"It might seem a little odd to be cheering on the collapse in value of a currency. It does, after all, mean that the people of that country are becoming poorer. However, there are times when that is the right thing to be happening and right now in Russia is one of those times," the article read.
On Thursday, the exchange rate hit a historic low of 85 rubles to the dollar and then rolled back to 83.8.
Nevertheless, Worstall outlined two positive factors the devaluation of ruble would have.
First, a falling exchange rate means that while the dollar oil price is going down the ruble price is falling rather less. That alleviates at least some of the pressure on Russia’s budget, something determined in rubles and largely fed by oil exports taxes.
"The slide in the currency boosts the Kremlin’s spending power. They now get more rubles per barrel of oil exported than they did. Sure, the falling oil price is working in the other direction but this currency fall mitigates that. That’s why it’s so good," the author wrote.
Second, the weakening ruble, as Worstall pointed out, has a positive effect on domestic production due to the urgent need to substitute imported products.
When a country like Russia which heavily relies on oil and gas exports incomes, faces a downturn in global energy prices it hurts its economy very bad. As a result, its economy needs to be restructured, including first of all a substitution of previously imported goods.
"A fall in the value of the currency achieves exactly that. It makes imports more expensive, lowering the amount imported. It makes domestic production more profitable, thus boosting that. It also makes exports of other goods cheaper, thus boosting non-oil exports.

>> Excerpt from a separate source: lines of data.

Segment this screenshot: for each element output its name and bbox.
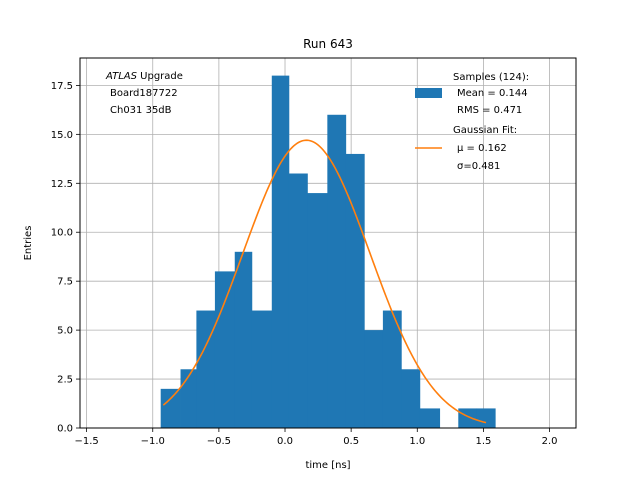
atlas-label: ATLAS	[105, 71, 138, 82]
x-axis-label: time [ns]	[305, 460, 350, 471]
histogram-bar	[327, 114, 347, 428]
histogram-bar	[160, 388, 181, 428]
histogram-bar	[196, 310, 216, 428]
histogram-bar	[364, 330, 384, 428]
upgrade-label: Upgrade	[140, 71, 183, 82]
legend-fit-sigma: σ=0.481	[457, 161, 500, 172]
y-tick-label: 17.5	[51, 81, 73, 92]
legend-samples-rms: RMS = 0.471	[457, 105, 522, 116]
x-tick-label: 0.5	[343, 436, 359, 447]
x-tick-label: −0.5	[207, 436, 231, 447]
legend-fit-mu: μ = 0.162	[457, 143, 507, 154]
y-tick-label: 7.5	[57, 277, 73, 288]
histogram-bar	[476, 408, 496, 428]
legend-samples-mean: Mean = 0.144	[457, 88, 528, 99]
chart-title: Run 643	[303, 37, 353, 51]
x-axis-ticks: −1.5 −1.0 −0.5 0.0 0.5 1.0 1.5 2.0	[74, 428, 557, 447]
y-axis-label: Entries	[23, 226, 34, 261]
histogram-bar	[419, 408, 441, 428]
histogram-bar	[401, 369, 421, 428]
annotation-line-1: ATLAS Upgrade	[105, 71, 183, 82]
y-axis-ticks: 0.0 2.5 5.0 7.5 10.0 12.5 15.0 17.5	[51, 81, 80, 435]
histogram-bar	[214, 271, 236, 428]
gaussian-fit-curve	[162, 139, 487, 424]
histogram-bar	[382, 310, 402, 428]
histogram-bar	[271, 75, 290, 428]
histogram-bar	[234, 251, 253, 428]
legend-samples-title: Samples (124):	[453, 72, 529, 83]
histogram-bar	[458, 408, 478, 428]
x-tick-label: −1.0	[141, 436, 165, 447]
y-tick-label: 2.5	[57, 375, 73, 386]
histogram-bar	[288, 173, 308, 428]
histogram-bar	[180, 369, 197, 428]
y-tick-label: 5.0	[57, 326, 73, 337]
fit-line	[162, 139, 487, 424]
plot-frame	[79, 57, 577, 429]
channel-label: Ch031 35dB	[110, 105, 172, 116]
legend: Samples (124): Mean = 0.144 RMS = 0.471 …	[415, 72, 529, 172]
x-tick-label: −1.5	[74, 436, 98, 447]
histogram-bar	[307, 193, 328, 428]
histogram-bar	[251, 310, 273, 428]
y-tick-label: 12.5	[51, 179, 73, 190]
board-label: Board187722	[110, 88, 178, 99]
y-tick-label: 15.0	[51, 130, 73, 141]
legend-fit-title: Gaussian Fit:	[453, 125, 517, 136]
x-tick-label: 2.0	[542, 436, 558, 447]
atlas-annotation: ATLAS Upgrade Board187722 Ch031 35dB	[105, 71, 183, 116]
x-tick-label: 0.0	[277, 436, 293, 447]
x-tick-label: 1.5	[475, 436, 491, 447]
y-tick-label: 0.0	[57, 424, 73, 435]
x-tick-label: 1.0	[409, 436, 425, 447]
legend-samples-swatch	[415, 88, 442, 98]
histogram-bars	[160, 75, 496, 429]
y-tick-label: 10.0	[51, 228, 73, 239]
histogram-bar	[345, 153, 365, 429]
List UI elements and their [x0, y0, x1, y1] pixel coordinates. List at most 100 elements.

This is exactly what the doctor ordered for that economy," the article read.
Earlier, The Economist’s Big Mac index contributor Soumaya Keynes told Sputnik that Russia has yet to benefit from the fall of the national currency.
"So far it looks like the Russian economy has not taken full advantage of the ruble's collapse," Keynes said. "Imports have fallen, but export volumes are weak. Hopefully this is just because these things take time."
Many analysts agree that oil prices will continue to fall as the situation in the market is complicated and changes in the market are impossible to predict.
The situation in the global energy market is dictated by a number of factors, including geopolitical risks, Dennis Nally, Chairman of PricewaterhouseCoopers International, said.
The situation is complicated and all the sectors of global economy are volatile. A year ago it seemed that the economy was recovering from the crisis. But there is a factor one should never forget – geopolitics, Nelly told RT. Currently, the world is facing a number of geopolitical difficulties which significantly affect prices.